Title: [Ldsoss] Cool Family History technology coming soon - SOAP v. RESTv. XMLRPC Continued
PhpGedView version 4.0 will include a SOAP web service.  See
There is still work to do on this API, such as adding family and source complex types but at this point it is a good replacement for the older REST style web service.
 
I would agree that SOAP web services are more widely used today than XMLRPC and are probably a better choice for new development.  Most languages now have libraries available that reduce SOAP to something like a DLL or a class that you can call methods on without knowing much about the SOAP behind it.
 
--John
 
John Finlay
PhpGedView Project Manager


From: [EMAIL PROTECTED] on behalf of Dave Wagner
Sent: Sat 10/22/2005 4:24 PM
To: LDS Open Source Software
Subject: [Ldsoss] Cool Family History technology coming soon - SOAP v. RESTv. XMLRPC Continued

I will not pretend that I know a lot about any of these options however,
what I do like about SOAP is the ability to be handed data in a specific
type, e.g. string, int, datetime, etc. I suppose, although I don't know
for sure as there aren't very many WS providers that offer XMLRPC (at
least for the types of things I've looked into), that XMLRPC would
provide type support being that it is still XML.

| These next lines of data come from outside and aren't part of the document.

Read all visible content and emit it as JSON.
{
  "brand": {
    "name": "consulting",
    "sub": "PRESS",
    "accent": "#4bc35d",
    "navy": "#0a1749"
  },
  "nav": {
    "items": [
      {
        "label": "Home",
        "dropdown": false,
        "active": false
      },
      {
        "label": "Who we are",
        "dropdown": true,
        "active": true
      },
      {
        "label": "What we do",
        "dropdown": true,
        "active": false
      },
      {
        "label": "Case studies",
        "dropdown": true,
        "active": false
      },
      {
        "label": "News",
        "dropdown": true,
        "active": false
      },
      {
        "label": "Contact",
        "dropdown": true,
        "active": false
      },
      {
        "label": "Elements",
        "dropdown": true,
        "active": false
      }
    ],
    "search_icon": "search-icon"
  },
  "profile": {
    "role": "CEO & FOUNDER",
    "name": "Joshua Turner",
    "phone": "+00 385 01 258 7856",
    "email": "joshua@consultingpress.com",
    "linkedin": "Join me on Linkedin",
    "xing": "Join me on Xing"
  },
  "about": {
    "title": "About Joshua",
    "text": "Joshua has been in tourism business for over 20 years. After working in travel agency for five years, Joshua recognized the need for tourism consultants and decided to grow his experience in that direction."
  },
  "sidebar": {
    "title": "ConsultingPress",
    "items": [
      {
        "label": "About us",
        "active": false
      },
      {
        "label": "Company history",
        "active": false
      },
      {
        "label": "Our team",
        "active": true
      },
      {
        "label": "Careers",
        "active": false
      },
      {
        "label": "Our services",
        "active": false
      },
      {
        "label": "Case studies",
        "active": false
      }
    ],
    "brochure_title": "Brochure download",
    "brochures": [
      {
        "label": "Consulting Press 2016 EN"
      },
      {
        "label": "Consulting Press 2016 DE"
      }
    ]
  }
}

I think that calling one easier than the other is kind of a relative
thing, I mean it really depends on what you need to do with the
information and which platform/language your consuming it with. I prefer
SOAP mostly because I develop for windows using .NET. I can reference a
SOAP WS and consume it just as easily as any DLL. To me, this is much
easier than trying to consume data from an implementation of phpGedView
[1]. In order for me to do that I would have to write a class that
passes arguments through one long string and returns the data (holding
session information as well). Then I would have to write another class
to parse out every possible combination of returned data, which gets
very tedious when there are complex relationships with the data (as is
usual with genealogy). I know this because about a half a year ago I got
about 50% done with a winforms interface to phpGedView [1] when my hard
drive crashed, I honestly did not want to do all that again.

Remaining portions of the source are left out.